Governo Lula recorre ao TCU para reverter decisão sobre empréstimo de R$ 12 bilhões aos Correios
O governo federal, sob a liderança do presidente Luiz Inácio Lula da Silva, apresentou um recurso ao Tribunal de Contas da União (TCU) buscando anular parte de uma decisão que apontou falhas na análise de um empréstimo de R$ 12 bilhões concedido aos Correios com garantia da União. A estatal atravessa uma severa crise financeira, com um prejuízo histórico de R$ 8,5 bilhões registrado em 2025 e R$ 3,1 bilhões apenas no primeiro trimestre deste ano.
A Advocacia-Geral da União (AGU) protocolou o pedido, argumentando pela legalidade do plano de reestruturação da empresa. A decisão do TCU, proferida no final de maio, identificou possíveis problemas na forma como o governo avaliou a situação financeira dos Correios antes de aprovar a operação de crédito.
Conforme apurado por veículos como Valor Econômico e Estadão Broadcast, o tribunal considerou que faltou uma análise “própria e independente” das informações que embasaram o plano de recuperação da empresa. A AGU, no entanto, defende que todas as etapas foram cumpridas e que cada órgão governamental atuou dentro de suas competências. Acompanhe os detalhes deste embate jurídico e financeiro.
TCU aponta falhas na análise e possível descumprimento da Lei de Responsabilidade Fiscal
O TCU comunicou ao governo que pode ter havido um descumprimento de regras estabelecidas pela Lei de Responsabilidade Fiscal. Segundo a Corte, a análise da capacidade de pagamento dos Correios foi considerada insuficiente, o que, na visão do tribunal, “afronta” um dispositivo constitucional de 2024. Essa constatação levou o TCU a recomendar que os Ministérios da Gestão e da Inovação em Serviços Públicos (MGI) e da Fazenda revisem os critérios para aprovação de planos de reestruturação e concessão de garantias da União a empresas estatais.
AGU argumenta que plano de reestruturação dos Correios seguiu os trâmites legais
Em sua defesa, a AGU solicitou ao TCU a anulação dos pontos da decisão que apontaram as falhas. O órgão argumenta que o plano de reestruturação dos Correios, que inclui medidas como um Programa de Demissão Voluntária (PDV) para 7 mil empregados, venda de imóveis e busca por novos empréstimos, seguiu rigorosamente todas as etapas previstas em lei. A AGU sustenta que cada área do governo envolvida na análise do processo atuou dentro de suas atribuições legais.
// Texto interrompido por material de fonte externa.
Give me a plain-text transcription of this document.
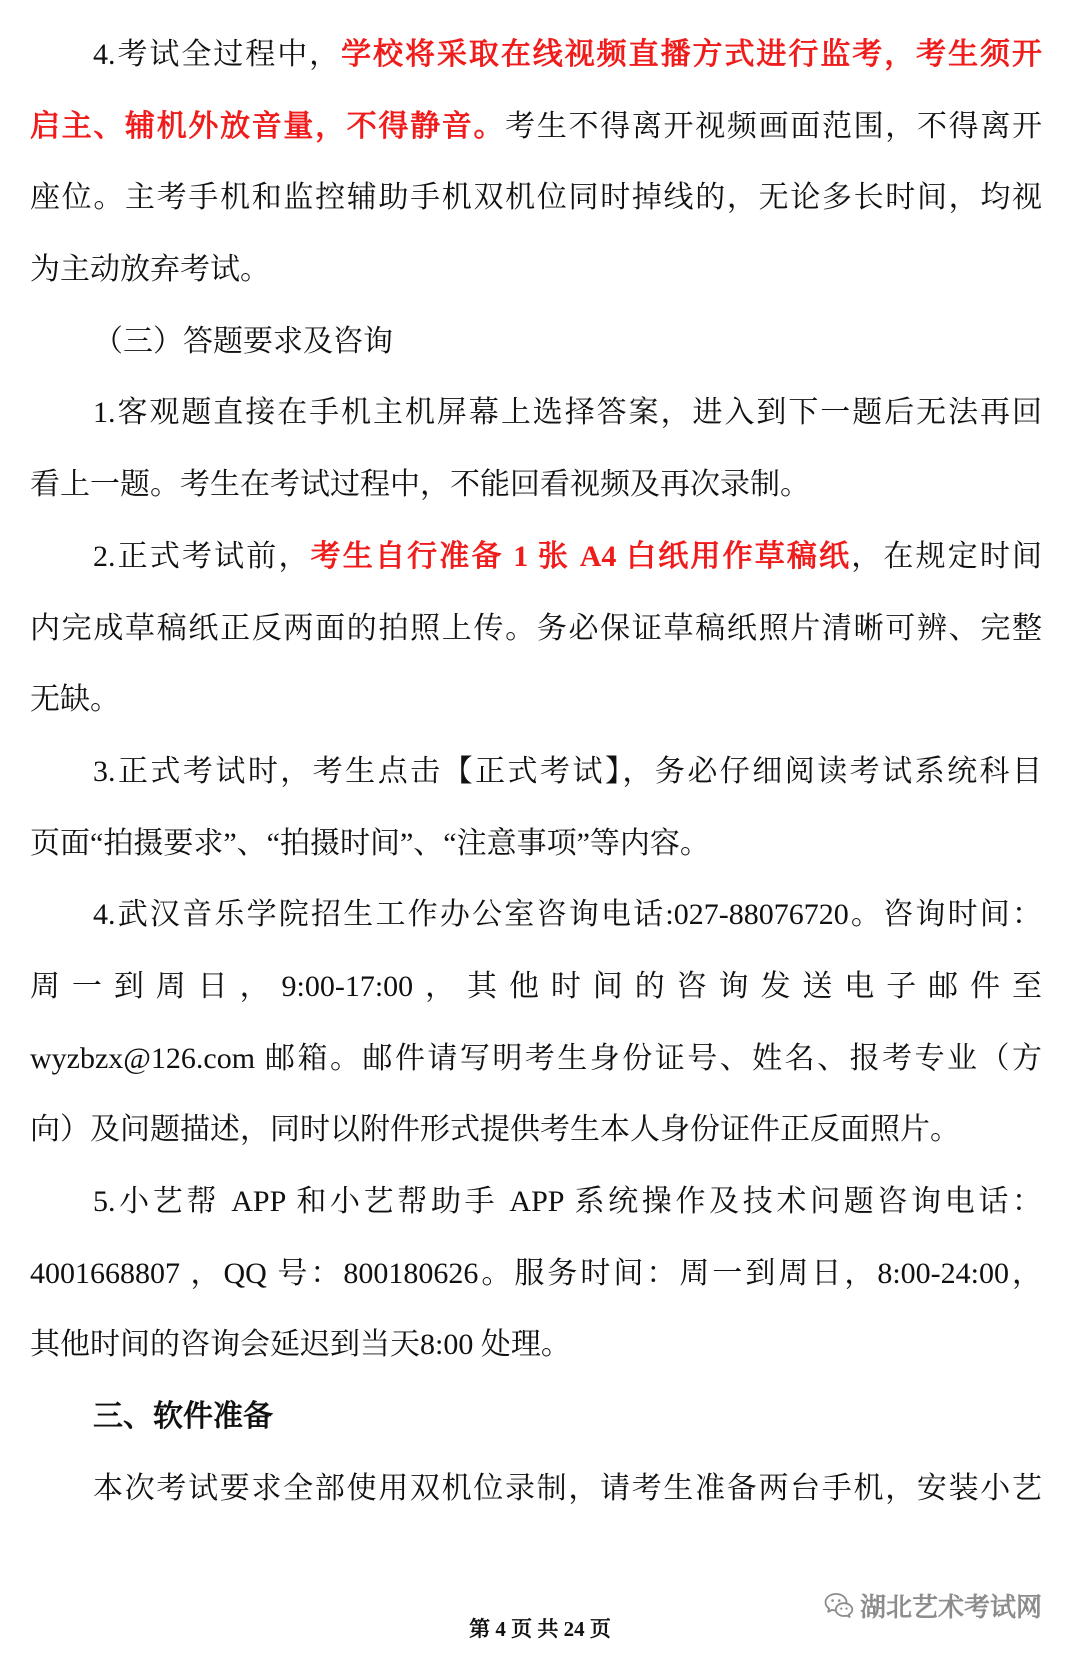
4.考试全过程中，学校将采取在线视频直播方式进行监考，考生须开
启主、辅机外放音量，不得静音。考生不得离开视频画面范围，不得离开
座位。主考手机和监控辅助手机双机位同时掉线的，无论多长时间，均视
为主动放弃考试。
（三）答题要求及咨询
1.客观题直接在手机主机屏幕上选择答案，进入到下一题后无法再回
看上一题。考生在考试过程中，不能回看视频及再次录制。
2.正式考试前，考生自行准备 1 张 A4 白纸用作草稿纸，在规定时间
内完成草稿纸正反两面的拍照上传。务必保证草稿纸照片清晰可辨、完整
无缺。
3.正式考试时，考生点击【正式考试】，务必仔细阅读考试系统科目
页面“拍摄要求”、“拍摄时间”、“注意事项”等内容。
4.武汉音乐学院招生工作办公室咨询电话:027-88076720。咨询时间：
周一到周日，9:00-17:00，其他时间的咨询发送电子邮件至
wyzbzx@126.com 邮箱。邮件请写明考生身份证号、姓名、报考专业（方
向）及问题描述，同时以附件形式提供考生本人身份证件正反面照片。
5.小艺帮 APP 和小艺帮助手 APP 系统操作及技术问题咨询电话：
4001668807 ，QQ 号：800180626。服务时间：周一到周日，8:00-24:00，
其他时间的咨询会延迟到当天8:00 处理。
三、软件准备
本次考试要求全部使用双机位录制，请考生准备两台手机，安装小艺
湖北艺术考试网
第 4 页 共 24 页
TCU não suspende plano, mas recomenda revisão de critérios para futuras garantias
Apesar das conclusões sobre as possíveis irregularidades, o TCU optou por não suspender o plano de recuperação dos Correios nem aplicar punições aos responsáveis. O tribunal apenas deu ciência ao governo sobre as apontadas falhas, o que implica a necessidade de análise e correção, se for o caso. A recomendação central do TCU é o estabelecimento de exigências técnicas mais rigorosas para a aprovação de futuras operações de crédito e concessão de garantias da União, visando maior segurança e sustentabilidade financeira das estatais.
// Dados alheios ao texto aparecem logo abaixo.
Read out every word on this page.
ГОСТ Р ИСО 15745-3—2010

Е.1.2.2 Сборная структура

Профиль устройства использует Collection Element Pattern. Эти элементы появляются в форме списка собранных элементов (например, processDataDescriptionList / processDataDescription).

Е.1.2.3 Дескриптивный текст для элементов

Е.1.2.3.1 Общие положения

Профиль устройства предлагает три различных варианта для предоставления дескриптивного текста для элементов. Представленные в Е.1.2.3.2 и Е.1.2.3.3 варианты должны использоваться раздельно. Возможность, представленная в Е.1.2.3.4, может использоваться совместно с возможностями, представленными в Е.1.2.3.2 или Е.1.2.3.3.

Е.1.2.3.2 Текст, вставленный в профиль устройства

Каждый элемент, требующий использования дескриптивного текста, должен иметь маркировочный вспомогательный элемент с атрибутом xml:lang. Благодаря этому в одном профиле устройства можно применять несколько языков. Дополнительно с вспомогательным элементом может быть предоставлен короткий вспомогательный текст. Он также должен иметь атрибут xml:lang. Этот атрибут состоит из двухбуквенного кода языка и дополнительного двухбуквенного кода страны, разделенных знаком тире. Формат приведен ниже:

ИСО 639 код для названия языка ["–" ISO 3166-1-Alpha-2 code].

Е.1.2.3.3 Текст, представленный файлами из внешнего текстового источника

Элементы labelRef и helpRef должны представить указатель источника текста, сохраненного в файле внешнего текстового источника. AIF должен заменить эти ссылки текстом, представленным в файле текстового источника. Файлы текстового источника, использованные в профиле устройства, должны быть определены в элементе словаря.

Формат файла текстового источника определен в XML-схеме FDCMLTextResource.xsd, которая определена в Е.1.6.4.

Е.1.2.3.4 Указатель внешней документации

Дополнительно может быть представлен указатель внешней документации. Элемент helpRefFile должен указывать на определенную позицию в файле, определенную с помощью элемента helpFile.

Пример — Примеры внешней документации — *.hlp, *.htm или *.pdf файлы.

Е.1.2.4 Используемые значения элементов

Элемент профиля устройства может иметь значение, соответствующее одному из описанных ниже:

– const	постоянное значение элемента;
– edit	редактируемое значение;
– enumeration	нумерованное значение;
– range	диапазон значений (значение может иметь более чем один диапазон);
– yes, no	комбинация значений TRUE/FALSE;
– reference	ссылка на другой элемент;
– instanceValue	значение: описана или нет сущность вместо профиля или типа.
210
Correios buscam reverter prejuízos com plano de contenção e busca por novos recursos
Diante do expressivo prejuízo financeiro, os Correios implementaram um plano de contenção de gastos. As medidas incluem o já mencionado Plano de Demissão Voluntária (PDV) com o desligamento de cerca de 7 mil funcionários, a alienação de imóveis que não estão em uso e a busca ativa por novos empréstimos. O objetivo é reforçar o caixa da empresa, modernizar sua frota e aprimorar os serviços de logística, garantindo a continuidade de suas operações essenciais.